Candidat conservateur dans D'Arcy-McGee et porte-parole du PCQ en matière d'économie, Adrien Pouliot a annoncé mercredi qu'un gouvernement conservateur réduirait le taux d'imposition sur le revenu des entreprises de 59 %, le faisant passer de 11,5 % à 4,7 %.
«Le Québec aura alors le taux d'impôt sur le revenu des entreprises, combiné avec celui du fédéral, le plus bas en Amérique du Nord ainsi que plus bas que celui de plusieurs pays européens. Cette mesure soulagera le fardeau fiscal des entreprises québécoises de 23 G$. Avec cette somme, les entreprises auront dans leurs coffres l'argent pour naviguer à travers les aléas politiques et assez mouvementés décidés par nos voisins du Sud», a argué M. Pouliot, lors d'un point de presse devant le siège social de Revenu Québec.
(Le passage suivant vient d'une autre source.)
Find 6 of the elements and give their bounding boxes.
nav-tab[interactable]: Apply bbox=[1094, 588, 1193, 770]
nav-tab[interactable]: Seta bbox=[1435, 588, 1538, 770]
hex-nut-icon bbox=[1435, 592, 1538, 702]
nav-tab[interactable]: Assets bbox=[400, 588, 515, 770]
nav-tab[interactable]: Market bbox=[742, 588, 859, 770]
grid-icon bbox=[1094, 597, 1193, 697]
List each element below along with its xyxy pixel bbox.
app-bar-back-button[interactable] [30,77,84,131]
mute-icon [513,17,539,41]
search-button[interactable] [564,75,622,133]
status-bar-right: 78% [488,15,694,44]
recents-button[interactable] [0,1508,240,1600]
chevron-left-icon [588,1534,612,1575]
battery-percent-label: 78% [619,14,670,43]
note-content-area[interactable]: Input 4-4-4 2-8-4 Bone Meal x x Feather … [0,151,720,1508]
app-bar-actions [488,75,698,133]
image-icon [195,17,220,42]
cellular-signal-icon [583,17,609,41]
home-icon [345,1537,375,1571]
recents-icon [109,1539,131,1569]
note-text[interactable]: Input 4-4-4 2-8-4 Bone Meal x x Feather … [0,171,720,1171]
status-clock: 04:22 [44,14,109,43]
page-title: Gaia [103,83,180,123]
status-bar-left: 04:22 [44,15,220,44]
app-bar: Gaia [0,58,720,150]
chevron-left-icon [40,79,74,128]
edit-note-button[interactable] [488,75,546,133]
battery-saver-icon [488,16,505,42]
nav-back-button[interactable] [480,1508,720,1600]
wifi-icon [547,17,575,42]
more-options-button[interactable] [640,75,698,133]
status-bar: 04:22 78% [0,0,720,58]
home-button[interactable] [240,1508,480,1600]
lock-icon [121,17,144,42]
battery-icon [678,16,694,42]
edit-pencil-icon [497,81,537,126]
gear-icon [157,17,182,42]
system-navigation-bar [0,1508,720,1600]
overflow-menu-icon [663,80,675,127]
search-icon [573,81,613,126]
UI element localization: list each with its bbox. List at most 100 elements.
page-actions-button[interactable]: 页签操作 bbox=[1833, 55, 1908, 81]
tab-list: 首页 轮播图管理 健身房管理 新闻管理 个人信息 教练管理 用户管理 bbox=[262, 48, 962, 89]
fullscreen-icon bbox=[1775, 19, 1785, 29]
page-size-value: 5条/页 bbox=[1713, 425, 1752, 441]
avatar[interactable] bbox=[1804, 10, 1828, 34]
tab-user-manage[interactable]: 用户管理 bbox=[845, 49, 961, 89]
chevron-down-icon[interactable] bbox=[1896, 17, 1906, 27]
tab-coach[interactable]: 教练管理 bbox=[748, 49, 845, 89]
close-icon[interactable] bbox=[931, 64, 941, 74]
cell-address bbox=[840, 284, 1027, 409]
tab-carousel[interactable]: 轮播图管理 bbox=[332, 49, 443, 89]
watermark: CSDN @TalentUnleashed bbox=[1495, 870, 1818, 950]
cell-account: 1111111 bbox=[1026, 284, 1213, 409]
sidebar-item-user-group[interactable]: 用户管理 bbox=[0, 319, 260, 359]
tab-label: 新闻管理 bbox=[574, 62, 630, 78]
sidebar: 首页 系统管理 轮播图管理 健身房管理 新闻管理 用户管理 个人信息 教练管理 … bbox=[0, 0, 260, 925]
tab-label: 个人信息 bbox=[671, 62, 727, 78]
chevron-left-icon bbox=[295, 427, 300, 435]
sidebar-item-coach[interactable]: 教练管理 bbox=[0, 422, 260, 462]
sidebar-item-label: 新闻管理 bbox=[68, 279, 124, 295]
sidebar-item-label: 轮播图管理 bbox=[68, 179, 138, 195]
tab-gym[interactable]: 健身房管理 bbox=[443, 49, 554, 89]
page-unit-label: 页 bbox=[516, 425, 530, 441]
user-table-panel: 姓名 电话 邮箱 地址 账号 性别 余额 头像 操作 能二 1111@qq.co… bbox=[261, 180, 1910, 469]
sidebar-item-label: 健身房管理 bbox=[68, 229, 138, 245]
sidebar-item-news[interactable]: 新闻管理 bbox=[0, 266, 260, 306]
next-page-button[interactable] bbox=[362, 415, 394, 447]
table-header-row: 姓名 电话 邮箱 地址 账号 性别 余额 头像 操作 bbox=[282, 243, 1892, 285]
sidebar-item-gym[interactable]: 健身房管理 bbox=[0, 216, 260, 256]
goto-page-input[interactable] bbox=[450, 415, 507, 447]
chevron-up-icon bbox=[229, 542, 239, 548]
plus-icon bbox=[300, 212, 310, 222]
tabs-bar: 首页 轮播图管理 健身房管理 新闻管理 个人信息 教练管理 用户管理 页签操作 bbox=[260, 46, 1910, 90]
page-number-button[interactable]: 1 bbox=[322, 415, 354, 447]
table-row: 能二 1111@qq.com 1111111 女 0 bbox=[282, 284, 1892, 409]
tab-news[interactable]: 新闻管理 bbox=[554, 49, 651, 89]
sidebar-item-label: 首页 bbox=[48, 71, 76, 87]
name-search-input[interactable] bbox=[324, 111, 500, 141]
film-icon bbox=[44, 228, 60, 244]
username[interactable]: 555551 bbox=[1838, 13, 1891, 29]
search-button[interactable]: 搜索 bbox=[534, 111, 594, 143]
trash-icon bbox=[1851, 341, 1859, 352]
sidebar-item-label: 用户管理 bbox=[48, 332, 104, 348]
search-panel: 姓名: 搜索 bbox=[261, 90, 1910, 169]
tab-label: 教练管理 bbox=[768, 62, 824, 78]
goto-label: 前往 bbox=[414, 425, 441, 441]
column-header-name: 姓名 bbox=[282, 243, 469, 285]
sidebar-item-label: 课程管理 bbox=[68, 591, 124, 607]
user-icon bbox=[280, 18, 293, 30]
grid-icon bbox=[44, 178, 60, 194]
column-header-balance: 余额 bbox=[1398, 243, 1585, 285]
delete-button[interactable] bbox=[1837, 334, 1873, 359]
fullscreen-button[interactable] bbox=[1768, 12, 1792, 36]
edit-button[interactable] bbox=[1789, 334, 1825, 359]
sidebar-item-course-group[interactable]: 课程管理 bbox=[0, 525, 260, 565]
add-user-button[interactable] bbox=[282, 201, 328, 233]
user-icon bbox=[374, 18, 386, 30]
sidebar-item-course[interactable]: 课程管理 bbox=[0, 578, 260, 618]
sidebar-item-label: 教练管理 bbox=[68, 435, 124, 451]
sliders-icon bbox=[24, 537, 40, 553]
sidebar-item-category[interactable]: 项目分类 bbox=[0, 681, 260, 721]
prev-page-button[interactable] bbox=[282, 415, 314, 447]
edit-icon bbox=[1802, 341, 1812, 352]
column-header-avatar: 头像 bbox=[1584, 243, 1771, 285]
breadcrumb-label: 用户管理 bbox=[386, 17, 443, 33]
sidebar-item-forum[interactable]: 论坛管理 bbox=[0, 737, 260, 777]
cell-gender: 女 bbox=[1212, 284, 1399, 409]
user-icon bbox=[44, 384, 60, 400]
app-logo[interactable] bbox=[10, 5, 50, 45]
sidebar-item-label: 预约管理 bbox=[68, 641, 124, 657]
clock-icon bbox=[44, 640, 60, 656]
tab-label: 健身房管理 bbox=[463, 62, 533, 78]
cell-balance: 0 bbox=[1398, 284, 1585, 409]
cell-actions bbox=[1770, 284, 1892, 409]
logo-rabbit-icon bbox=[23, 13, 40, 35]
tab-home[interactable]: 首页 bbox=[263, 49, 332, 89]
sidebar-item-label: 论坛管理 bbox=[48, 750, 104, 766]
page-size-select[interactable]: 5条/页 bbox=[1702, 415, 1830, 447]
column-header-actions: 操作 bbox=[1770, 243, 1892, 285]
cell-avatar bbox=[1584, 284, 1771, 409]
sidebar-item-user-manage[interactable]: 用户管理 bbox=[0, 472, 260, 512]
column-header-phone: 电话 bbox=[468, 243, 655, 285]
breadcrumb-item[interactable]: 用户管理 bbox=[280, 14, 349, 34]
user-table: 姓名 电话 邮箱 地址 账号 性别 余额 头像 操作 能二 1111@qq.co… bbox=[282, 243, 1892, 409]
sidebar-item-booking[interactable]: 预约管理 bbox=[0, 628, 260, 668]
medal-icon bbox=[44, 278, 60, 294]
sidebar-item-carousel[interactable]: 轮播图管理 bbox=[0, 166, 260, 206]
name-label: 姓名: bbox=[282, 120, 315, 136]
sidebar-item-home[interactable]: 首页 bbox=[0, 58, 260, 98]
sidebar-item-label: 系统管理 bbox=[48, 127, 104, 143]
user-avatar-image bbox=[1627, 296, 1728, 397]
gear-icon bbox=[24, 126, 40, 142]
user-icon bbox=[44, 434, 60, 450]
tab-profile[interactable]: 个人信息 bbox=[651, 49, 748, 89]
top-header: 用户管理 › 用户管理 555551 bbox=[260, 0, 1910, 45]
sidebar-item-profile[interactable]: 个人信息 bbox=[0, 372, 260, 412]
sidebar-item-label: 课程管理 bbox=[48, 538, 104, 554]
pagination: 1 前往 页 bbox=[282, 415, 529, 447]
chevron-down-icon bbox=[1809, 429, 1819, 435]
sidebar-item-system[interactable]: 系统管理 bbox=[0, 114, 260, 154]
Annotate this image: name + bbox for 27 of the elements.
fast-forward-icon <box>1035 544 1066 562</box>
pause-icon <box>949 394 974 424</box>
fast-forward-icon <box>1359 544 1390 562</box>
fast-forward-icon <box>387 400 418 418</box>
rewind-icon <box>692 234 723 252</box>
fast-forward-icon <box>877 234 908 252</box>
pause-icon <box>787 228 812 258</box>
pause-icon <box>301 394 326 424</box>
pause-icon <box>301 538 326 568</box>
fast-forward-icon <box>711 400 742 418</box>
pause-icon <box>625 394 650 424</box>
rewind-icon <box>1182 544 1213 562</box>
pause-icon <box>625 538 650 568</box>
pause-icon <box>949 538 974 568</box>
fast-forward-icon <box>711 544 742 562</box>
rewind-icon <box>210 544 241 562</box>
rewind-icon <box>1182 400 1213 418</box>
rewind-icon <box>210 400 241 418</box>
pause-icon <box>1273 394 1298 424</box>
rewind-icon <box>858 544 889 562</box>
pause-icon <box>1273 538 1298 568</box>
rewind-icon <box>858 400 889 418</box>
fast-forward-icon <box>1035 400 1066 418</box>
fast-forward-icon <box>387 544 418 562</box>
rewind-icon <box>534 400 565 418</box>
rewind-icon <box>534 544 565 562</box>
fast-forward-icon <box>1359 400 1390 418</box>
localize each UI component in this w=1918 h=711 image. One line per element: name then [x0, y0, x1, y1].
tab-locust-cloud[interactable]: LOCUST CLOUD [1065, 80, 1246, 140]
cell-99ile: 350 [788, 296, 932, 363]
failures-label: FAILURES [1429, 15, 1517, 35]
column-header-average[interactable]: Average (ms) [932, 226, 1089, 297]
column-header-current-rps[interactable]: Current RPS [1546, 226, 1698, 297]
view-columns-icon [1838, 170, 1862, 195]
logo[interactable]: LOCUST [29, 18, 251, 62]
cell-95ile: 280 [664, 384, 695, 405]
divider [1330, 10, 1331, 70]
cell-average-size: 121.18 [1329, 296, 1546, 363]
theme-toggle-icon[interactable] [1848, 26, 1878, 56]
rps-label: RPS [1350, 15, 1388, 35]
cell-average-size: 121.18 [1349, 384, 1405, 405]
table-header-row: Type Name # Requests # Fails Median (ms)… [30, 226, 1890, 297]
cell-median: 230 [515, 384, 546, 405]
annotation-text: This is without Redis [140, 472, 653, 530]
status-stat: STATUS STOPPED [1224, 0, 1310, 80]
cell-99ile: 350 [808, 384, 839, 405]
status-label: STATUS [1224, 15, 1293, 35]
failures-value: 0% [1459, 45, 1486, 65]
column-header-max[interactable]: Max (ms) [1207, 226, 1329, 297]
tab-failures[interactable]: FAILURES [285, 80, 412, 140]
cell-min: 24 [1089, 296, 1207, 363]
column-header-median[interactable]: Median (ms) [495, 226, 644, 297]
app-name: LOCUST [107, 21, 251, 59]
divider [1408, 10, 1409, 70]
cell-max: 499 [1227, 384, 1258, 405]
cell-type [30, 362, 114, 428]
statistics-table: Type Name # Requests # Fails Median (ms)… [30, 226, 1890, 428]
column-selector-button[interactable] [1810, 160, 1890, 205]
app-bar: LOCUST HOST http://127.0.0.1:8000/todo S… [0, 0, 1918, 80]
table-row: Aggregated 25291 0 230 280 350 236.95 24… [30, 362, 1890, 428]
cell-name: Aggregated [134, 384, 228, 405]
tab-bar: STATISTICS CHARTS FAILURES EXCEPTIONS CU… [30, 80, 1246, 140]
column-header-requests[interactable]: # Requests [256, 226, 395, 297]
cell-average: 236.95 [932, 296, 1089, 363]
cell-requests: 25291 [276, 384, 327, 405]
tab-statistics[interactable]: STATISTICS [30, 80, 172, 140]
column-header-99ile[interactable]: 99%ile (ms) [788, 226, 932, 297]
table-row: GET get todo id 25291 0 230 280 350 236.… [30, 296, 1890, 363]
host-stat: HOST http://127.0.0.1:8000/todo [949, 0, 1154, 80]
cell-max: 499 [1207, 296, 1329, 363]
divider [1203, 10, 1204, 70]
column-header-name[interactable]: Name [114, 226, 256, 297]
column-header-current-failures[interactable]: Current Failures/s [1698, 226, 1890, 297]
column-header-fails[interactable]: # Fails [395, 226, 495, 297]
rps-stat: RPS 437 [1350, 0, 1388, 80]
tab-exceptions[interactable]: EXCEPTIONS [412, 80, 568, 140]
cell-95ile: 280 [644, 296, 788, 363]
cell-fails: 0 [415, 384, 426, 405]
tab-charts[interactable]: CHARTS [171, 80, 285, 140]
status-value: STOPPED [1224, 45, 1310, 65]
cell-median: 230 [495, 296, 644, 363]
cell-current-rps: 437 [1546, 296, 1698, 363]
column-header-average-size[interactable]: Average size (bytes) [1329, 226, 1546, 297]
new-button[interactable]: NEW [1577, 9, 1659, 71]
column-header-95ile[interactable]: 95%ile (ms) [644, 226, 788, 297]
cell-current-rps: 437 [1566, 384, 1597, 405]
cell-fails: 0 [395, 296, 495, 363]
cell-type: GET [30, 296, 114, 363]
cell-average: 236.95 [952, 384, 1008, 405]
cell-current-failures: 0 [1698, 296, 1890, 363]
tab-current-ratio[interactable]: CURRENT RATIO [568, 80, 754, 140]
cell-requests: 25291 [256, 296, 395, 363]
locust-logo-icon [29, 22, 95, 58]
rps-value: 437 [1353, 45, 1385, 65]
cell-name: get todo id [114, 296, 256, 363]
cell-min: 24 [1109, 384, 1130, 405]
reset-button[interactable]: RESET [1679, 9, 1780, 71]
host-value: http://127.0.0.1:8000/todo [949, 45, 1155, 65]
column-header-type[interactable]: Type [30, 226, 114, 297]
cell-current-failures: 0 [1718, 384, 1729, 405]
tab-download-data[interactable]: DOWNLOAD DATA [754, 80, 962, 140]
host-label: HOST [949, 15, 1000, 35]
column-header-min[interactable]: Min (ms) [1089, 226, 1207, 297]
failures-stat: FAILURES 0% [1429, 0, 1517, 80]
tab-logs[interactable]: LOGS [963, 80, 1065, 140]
Le répit fiscal souhaité par le PCQ permettrait, selon lui, aux entreprises de réduire leur dépendance au marché américain, conquérir d'autres marchés internationaux, favoriser de nouveaux investissements, réduire les prix de leurs produits ou créer de nouveaux emplois. Les conservateurs estiment qu'entre 25 000 et 40 000 nouveaux emplois pourraient être créés en donnant une «vague de chaleur» aux créateurs de richesse.
Pour concrétiser cette baisse de l'impôt sur le revenu des entreprises «historique», le PCQ a rappelé qu'il envisage des économies de 47 G$ dans le budget de l'État grâce à son important régime minceur qu'il entend imposer dans les finances publiques.
En plus de cette mesure phare et des compressions dans le budget de l'État québécois, les conservateurs prévoient contrer les effets des tarifs américains par une dérèglementation massive, l'exploitation du gaz naturel québécois et l'élimination des barrières au commerce interprovincial.
Pour sa part, Éric Duhaime a vanté les avantages du libre-échange et a déploré les attaques américaines à ce principe économique. Il a également partagé son souhait que les deux parties en arrivent rapidement à une entente, craignant une nouvelle escalade dans le conflit commercial.
Du même souffle, il a lancé une pointe au gouvernement caquiste sortant face à sa gestion dans le dossier. «M. Trump est arrivée à la Maison-Blanche il y a bientôt deux ans. Qu'a fait le gouvernement du Québec pour aider nos entreprises depuis? Il a augmenté leur fardeau plutôt que de le diminuer. En Ontario, le gouvernement conservateur a eu un plan anti-tarifs dès son arrivée au pouvoir et a levé les barrières au commerce interprovincial», a lancé M. Duhaime.